Plot-wise, Tatum’s first turn in the director’s seat focuses on a simple story: a man was in the military, now he isn’t. That man is coerced into delivering a dog to a funeral.
That man, Ranger Briggs, is of course played by Tatum himself and the film’s drama centers around the character trying to translate the primal feelings he employed in combat to civilian life. His struggle with this trauma and his interactions with Lulu, a combat dog with similar problems, make for a very engaging story.
Filmed like most road trip films, Dog features beautiful shots of the lush, green Pacific Northwest and the arid Southwest. Hi-jinx are bound to happen in a buddy road trip movie, and, even though I laughed a bit, the overwhelming sadness of our road-tripper’s journey was what defined my experience with the film.

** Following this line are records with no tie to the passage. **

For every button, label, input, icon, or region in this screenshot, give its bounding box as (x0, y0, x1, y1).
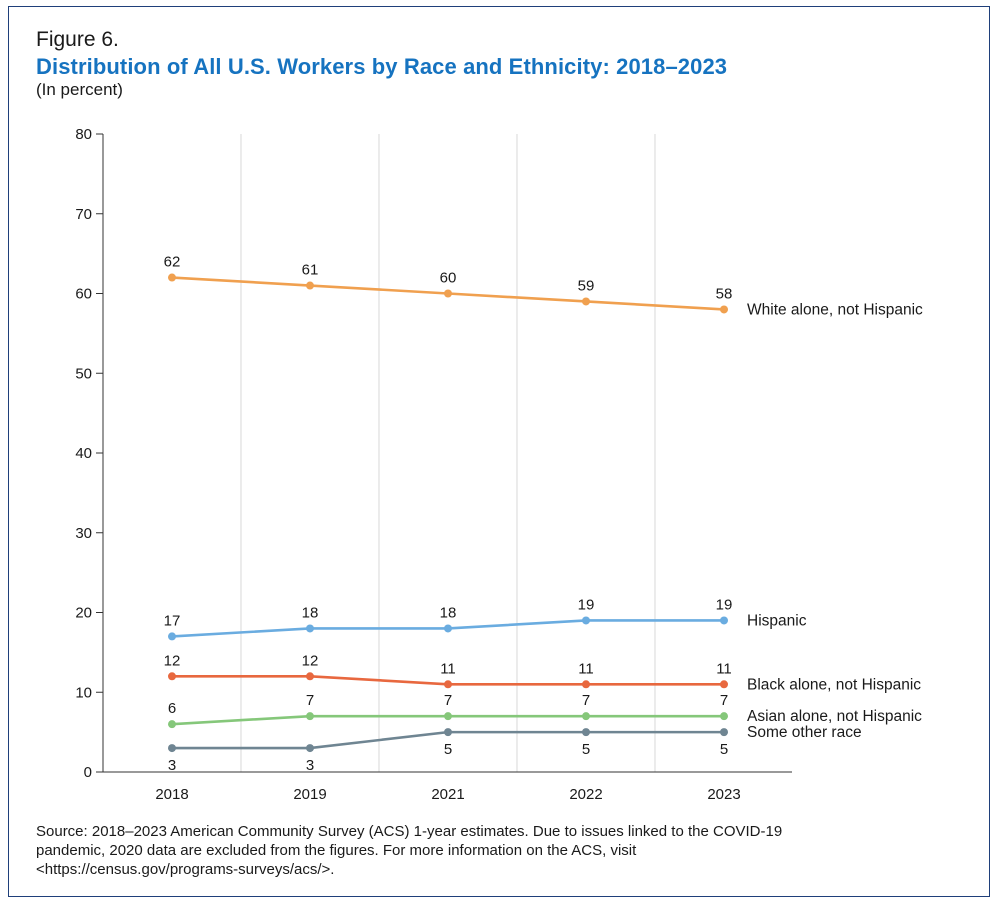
data-label-asian-alone-not-hispanic-2023: 7 (720, 692, 728, 709)
y-tick-label-80: 80 (75, 126, 92, 143)
point-asian-alone-not-hispanic-2021 (444, 712, 452, 721)
data-label-black-alone-not-hispanic-2021: 11 (440, 660, 456, 677)
x-tick-label-2019: 2019 (293, 786, 326, 803)
x-tick-label-2023: 2023 (707, 786, 740, 803)
x-tick-label-2021: 2021 (431, 786, 464, 803)
data-label-asian-alone-not-hispanic-2021: 7 (444, 692, 452, 709)
x-tick-label-2022: 2022 (569, 786, 602, 803)
line-chart: 0 10 20 30 40 50 60 70 80 2018 2019 2021 2022 2023 62 6… (75, 126, 923, 803)
series-label-hispanic: Hispanic (747, 612, 807, 629)
y-tick-label-20: 20 (75, 605, 92, 622)
data-label-hispanic-2022: 19 (578, 596, 595, 613)
point-black-alone-not-hispanic-2018 (168, 672, 176, 681)
data-label-white-alone-not-hispanic-2022: 59 (578, 277, 595, 294)
series-label-white-alone-not-hispanic: White alone, not Hispanic (747, 301, 923, 318)
y-tick-label-10: 10 (75, 684, 92, 701)
point-white-alone-not-hispanic-2023 (720, 305, 728, 314)
data-label-hispanic-2019: 18 (302, 604, 319, 621)
point-black-alone-not-hispanic-2022 (582, 680, 590, 689)
data-label-black-alone-not-hispanic-2019: 12 (302, 652, 319, 669)
source-note: Source: 2018–2023 American Community Sur… (36, 822, 976, 879)
data-label-asian-alone-not-hispanic-2019: 7 (306, 692, 314, 709)
series-label-asian-alone-not-hispanic: Asian alone, not Hispanic (747, 708, 922, 725)
data-label-hispanic-2023: 19 (716, 596, 733, 613)
x-tick-label-2018: 2018 (155, 786, 188, 803)
data-label-some-other-race-2023: 5 (720, 741, 728, 758)
source-line-3: <https://census.gov/programs-surveys/acs… (36, 861, 335, 878)
y-tick-label-60: 60 (75, 286, 92, 303)
point-black-alone-not-hispanic-2021 (444, 680, 452, 689)
series-label-black-alone-not-hispanic: Black alone, not Hispanic (747, 676, 921, 693)
source-line-1: Source: 2018–2023 American Community Sur… (36, 823, 783, 840)
point-some-other-race-2023 (720, 728, 728, 737)
source-line-2: pandemic, 2020 data are excluded from th… (36, 842, 637, 859)
y-tick-label-70: 70 (75, 206, 92, 223)
figure-label: Figure 6. (36, 28, 119, 51)
point-white-alone-not-hispanic-2019 (306, 281, 314, 290)
data-label-hispanic-2018: 17 (164, 612, 181, 629)
data-label-hispanic-2021: 18 (440, 604, 457, 621)
point-white-alone-not-hispanic-2022 (582, 297, 590, 306)
point-asian-alone-not-hispanic-2019 (306, 712, 314, 721)
point-asian-alone-not-hispanic-2018 (168, 720, 176, 729)
data-label-some-other-race-2019: 3 (306, 757, 314, 774)
point-some-other-race-2018 (168, 744, 176, 753)
point-hispanic-2023 (720, 616, 728, 625)
data-label-black-alone-not-hispanic-2018: 12 (164, 652, 181, 669)
chart-title: Distribution of All U.S. Workers by Race… (36, 54, 728, 79)
point-black-alone-not-hispanic-2023 (720, 680, 728, 689)
data-label-some-other-race-2021: 5 (444, 741, 452, 758)
point-asian-alone-not-hispanic-2023 (720, 712, 728, 721)
point-black-alone-not-hispanic-2019 (306, 672, 314, 681)
y-tick-label-50: 50 (75, 365, 92, 382)
data-label-white-alone-not-hispanic-2023: 58 (716, 285, 733, 302)
chart-subtitle: (In percent) (36, 80, 123, 99)
data-label-black-alone-not-hispanic-2022: 11 (578, 660, 594, 677)
point-some-other-race-2019 (306, 744, 314, 753)
point-hispanic-2021 (444, 624, 452, 633)
point-hispanic-2022 (582, 616, 590, 625)
point-hispanic-2018 (168, 632, 176, 641)
point-asian-alone-not-hispanic-2022 (582, 712, 590, 721)
y-tick-label-30: 30 (75, 525, 92, 542)
point-white-alone-not-hispanic-2021 (444, 289, 452, 298)
data-label-some-other-race-2022: 5 (582, 741, 590, 758)
data-label-black-alone-not-hispanic-2023: 11 (716, 660, 732, 677)
point-hispanic-2019 (306, 624, 314, 633)
series-label-some-other-race: Some other race (747, 724, 862, 741)
point-white-alone-not-hispanic-2018 (168, 273, 176, 282)
y-tick-label-40: 40 (75, 445, 92, 462)
y-tick-label-0: 0 (84, 764, 92, 781)
point-some-other-race-2022 (582, 728, 590, 737)
figure-frame (8, 6, 990, 897)
data-label-some-other-race-2018: 3 (168, 757, 176, 774)
data-label-asian-alone-not-hispanic-2018: 6 (168, 700, 176, 717)
data-label-white-alone-not-hispanic-2018: 62 (164, 254, 181, 271)
point-some-other-race-2021 (444, 728, 452, 737)
data-label-white-alone-not-hispanic-2021: 60 (440, 270, 457, 287)
data-label-white-alone-not-hispanic-2019: 61 (302, 262, 319, 279)
data-label-asian-alone-not-hispanic-2022: 7 (582, 692, 590, 709)
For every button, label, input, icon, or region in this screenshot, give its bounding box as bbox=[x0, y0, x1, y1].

Dog offers fun, interesting cameos from Ethan Suplee, Jane Adams and even former Wrestler Kevin Nash, but the bulk of this film is Briggs and Lulu figuring out life and each other while on the road in an old pickup.
So I guess Mr. Tatum can indeed direct a feature length film. With Carolin’s help, he took a simple plot and turned it into a meditative look at PTSD that examines the way we “reward” young men for aggression in this country. He’s officially a bonafide quadruple threat.
If road trip films like Planes, Trains & Automobiles (1987), Rain Man (1988) and Thelma & Louise (1991) are all A’s, then Tatum’s first go at directing is a B.